In our series, all 30 patients who completed the 12-week treatment exhibited significant improvements. The PANSS total score and the cluster scores for positive symptoms, negative symptoms and general psychopathology symptoms were all significantly reduced. After the 12-week treatment, increased EGR1 and miR-30a-5p expression but decreased NEUROD1 expression were observed, suggesting that the EGR1-miR-30a-5p-NEUROD1 axis responded well to the antipsychotics treatment.

To our knowledge, this is the first study that explored the TF-miR-target gene as a potential biomarker for schizophrenia diagnosis and treatment monitoring. Further studies in larger cohorts need to be done to validate the data. Meanwhile, some questions remain to be answered: first, it has been reported that EGR1 expression is also downregulated in the prefrontal cortex from patients with schizophrenia,8 we strongly felt the EGR1-miR-30a-5p-NEUROD1 axis has a role in the pathogenesis of schizophrenia. But what is the role? Second, five second-generation antipsychotics with different pharmacological mechanisms were used, how do these different medications lead to similar changes in the EGR1-miR-30a-5p-NEUROD1 axis? Last, is the EGR1-miR-30a-5p-NEUROD1 axis altered in patients with other psychiatric disorders?

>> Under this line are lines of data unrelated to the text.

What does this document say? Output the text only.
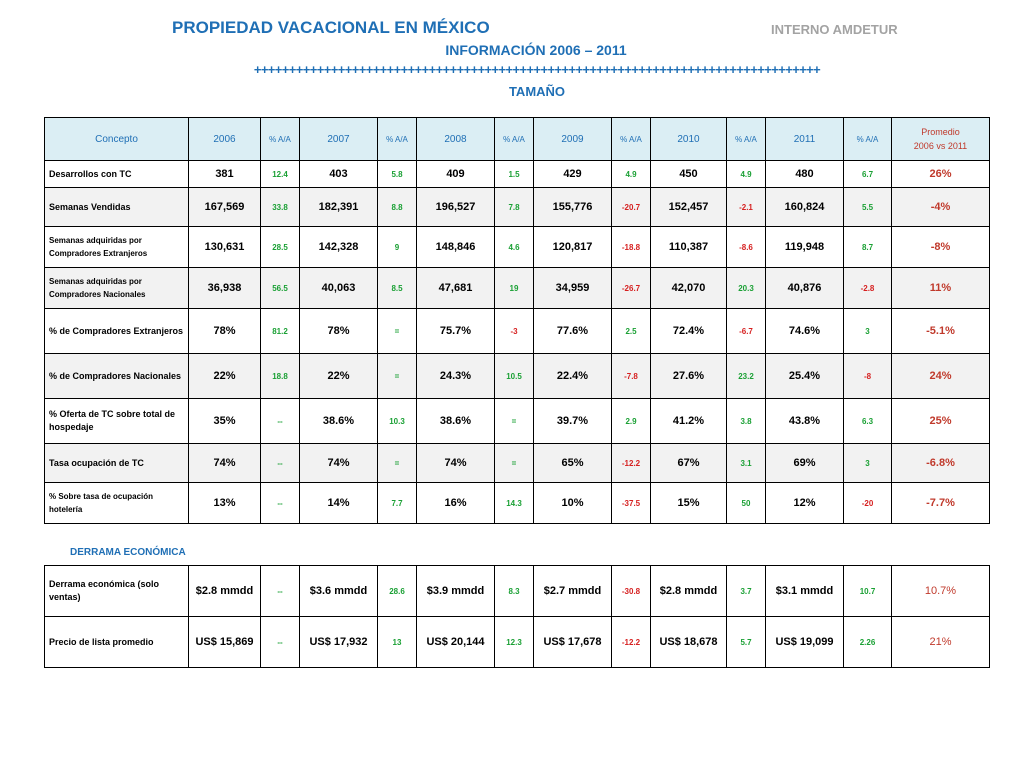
PROPIEDAD VACACIONAL EN MÉXICO	INTERNO AMDETUR
INFORMACIÓN 2006 – 2011
+++++++++++++++++++++++++++++++++++++++++++++++++++++++++++++++++++++++++++++++++
TAMAÑO
Concepto	2006	% A/A	2007	% A/A	2008	% A/A	2009	% A/A	2010	% A/A	2011	% A/A	Promedio
2006 vs 2011
Desarrollos con TC	381	12.4	403	5.8	409	1.5	429	4.9	450	4.9	480	6.7	26%
Semanas Vendidas	167,569	33.8	182,391	8.8	196,527	7.8	155,776	-20.7	152,457	-2.1	160,824	5.5	-4%
Semanas adquiridas por Compradores Extranjeros	130,631	28.5	142,328	9	148,846	4.6	120,817	-18.8	110,387	-8.6	119,948	8.7	-8%
Semanas adquiridas por Compradores Nacionales	36,938	56.5	40,063	8.5	47,681	19	34,959	-26.7	42,070	20.3	40,876	-2.8	11%
% de Compradores Extranjeros	78%	81.2	78%	=	75.7%	-3	77.6%	2.5	72.4%	-6.7	74.6%	3	-5.1%
% de Compradores Nacionales	22%	18.8	22%	=	24.3%	10.5	22.4%	-7.8	27.6%	23.2	25.4%	-8	24%
% Oferta de TC sobre total de hospedaje	35%	--	38.6%	10.3	38.6%	=	39.7%	2.9	41.2%	3.8	43.8%	6.3	25%
Tasa ocupación de TC	74%	--	74%	=	74%	=	65%	-12.2	67%	3.1	69%	3	-6.8%
% Sobre tasa de ocupación hotelería	13%	--	14%	7.7	16%	14.3	10%	-37.5	15%	50	12%	-20	-7.7%
DERRAMA ECONÓMICA
Derrama económica (solo ventas)	$2.8 mmdd	--	$3.6 mmdd	28.6	$3.9 mmdd	8.3	$2.7 mmdd	-30.8	$2.8 mmdd	3.7	$3.1 mmdd	10.7	10.7%
Precio de lista promedio	US$ 15,869	--	US$ 17,932	13	US$ 20,144	12.3	US$ 17,678	-12.2	US$ 18,678	5.7	US$ 19,099	2.26	21%
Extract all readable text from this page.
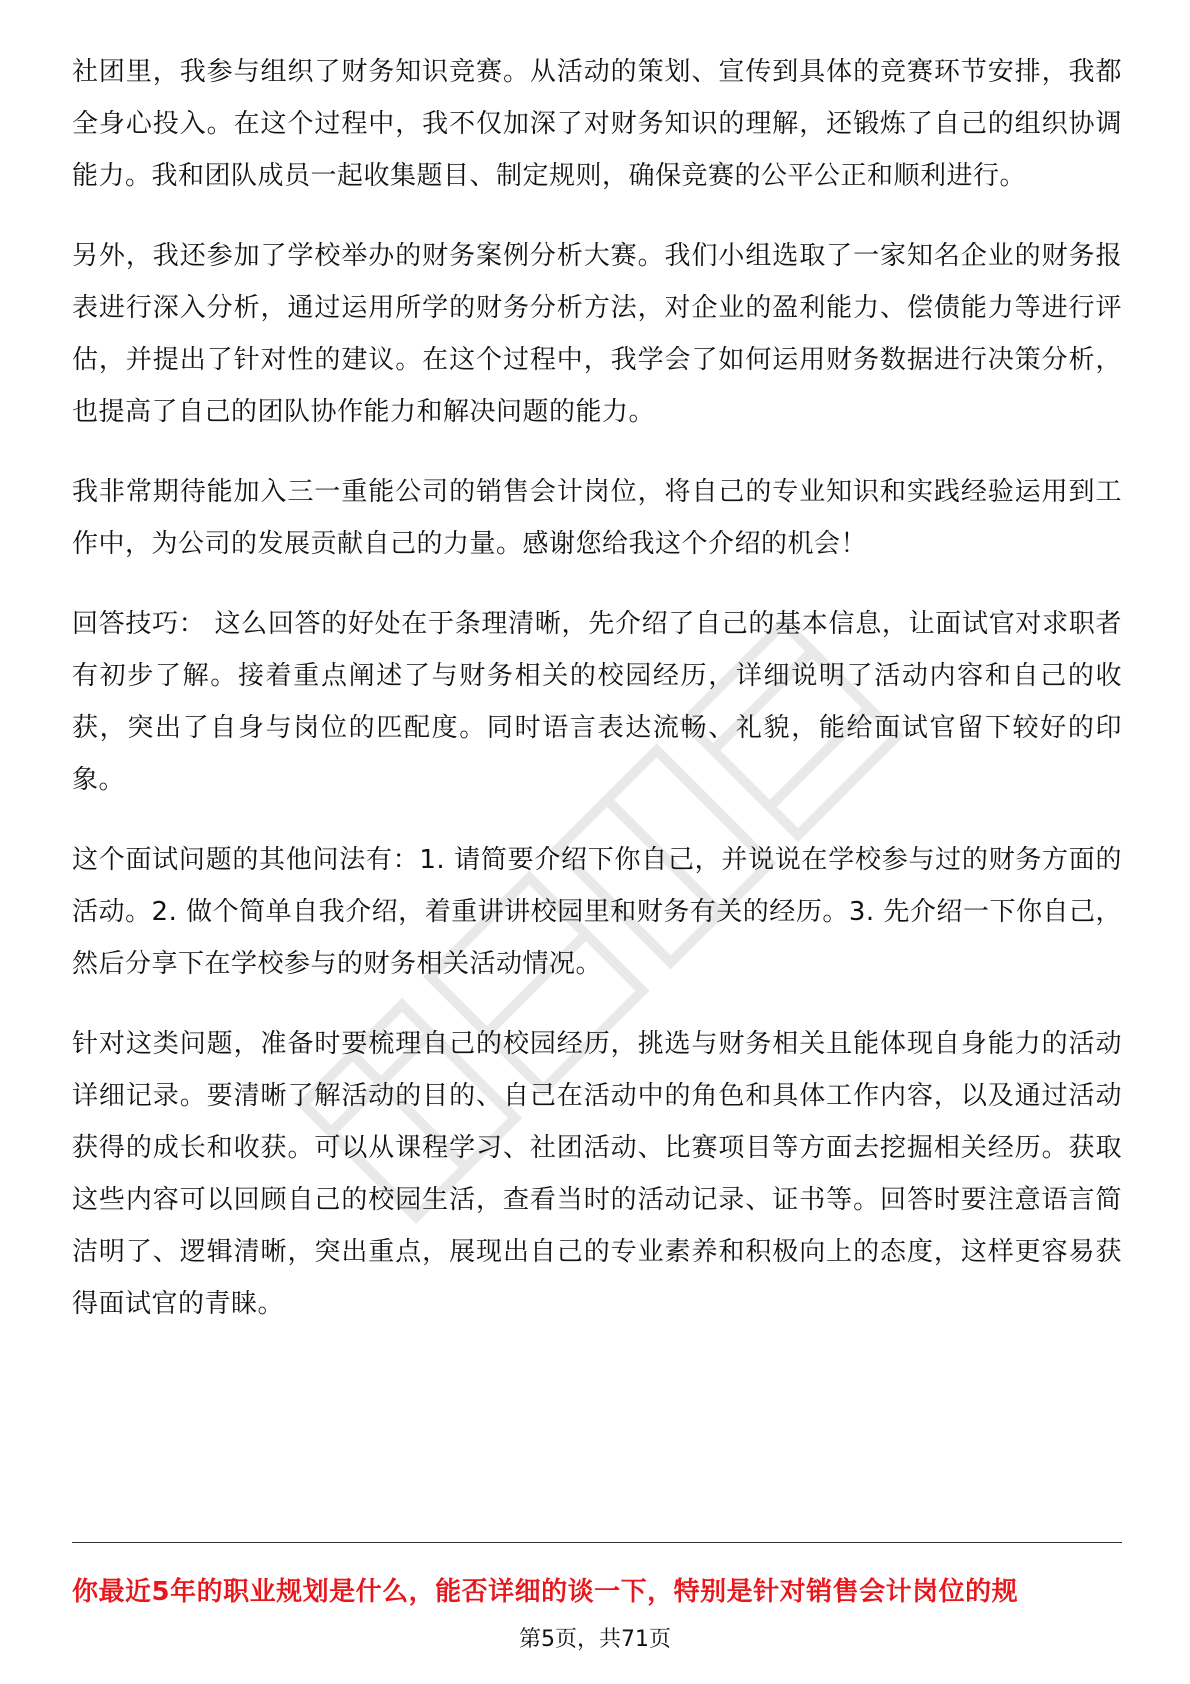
社团里，我参与组织了财务知识竞赛。从活动的策划、宣传到具体的竞赛环节安排，我都全身心投入。在这个过程中，我不仅加深了对财务知识的理解，还锻炼了自己的组织协调能力。我和团队成员一起收集题目、制定规则，确保竞赛的公平公正和顺利进行。

另外，我还参加了学校举办的财务案例分析大赛。我们小组选取了一家知名企业的财务报表进行深入分析，通过运用所学的财务分析方法，对企业的盈利能力、偿债能力等进行评估，并提出了针对性的建议。在这个过程中，我学会了如何运用财务数据进行决策分析，也提高了自己的团队协作能力和解决问题的能力。

我非常期待能加入三一重能公司的销售会计岗位，将自己的专业知识和实践经验运用到工作中，为公司的发展贡献自己的力量。感谢您给我这个介绍的机会！

回答技巧： 这么回答的好处在于条理清晰，先介绍了自己的基本信息，让面试官对求职者有初步了解。接着重点阐述了与财务相关的校园经历，详细说明了活动内容和自己的收获，突出了自身与岗位的匹配度。同时语言表达流畅、礼貌，能给面试官留下较好的印象。

这个面试问题的其他问法有：1. 请简要介绍下你自己，并说说在学校参与过的财务方面的活动。2. 做个简单自我介绍，着重讲讲校园里和财务有关的经历。3. 先介绍一下你自己，然后分享下在学校参与的财务相关活动情况。

针对这类问题，准备时要梳理自己的校园经历，挑选与财务相关且能体现自身能力的活动详细记录。要清晰了解活动的目的、自己在活动中的角色和具体工作内容，以及通过活动获得的成长和收获。可以从课程学习、社团活动、比赛项目等方面去挖掘相关经历。获取这些内容可以回顾自己的校园生活，查看当时的活动记录、证书等。回答时要注意语言简洁明了、逻辑清晰，突出重点，展现出自己的专业素养和积极向上的态度，这样更容易获得面试官的青睐。

你最近5年的职业规划是什么，能否详细的谈一下，特别是针对销售会计岗位的规
第5页，共71页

In conclusion, we discovered for the first time that the EGR1-miR-30a-5p-NEUROD1 axis was altered in PBMNCS from schizophrenia patients in acute psychotic state, the axis responded well to antipsychotics treatment, and that the EGR1-miR-30a-5p-NEUROD1 axis possesses greater diagnostic value than the single miR-30a-5p. These data suggest the EGR1-miR-30a-5p-NEUROD1 axis might serve as a promising biomarker for schizophrenia diagnosis and treatment monitoring for those patients in acute psychotic state.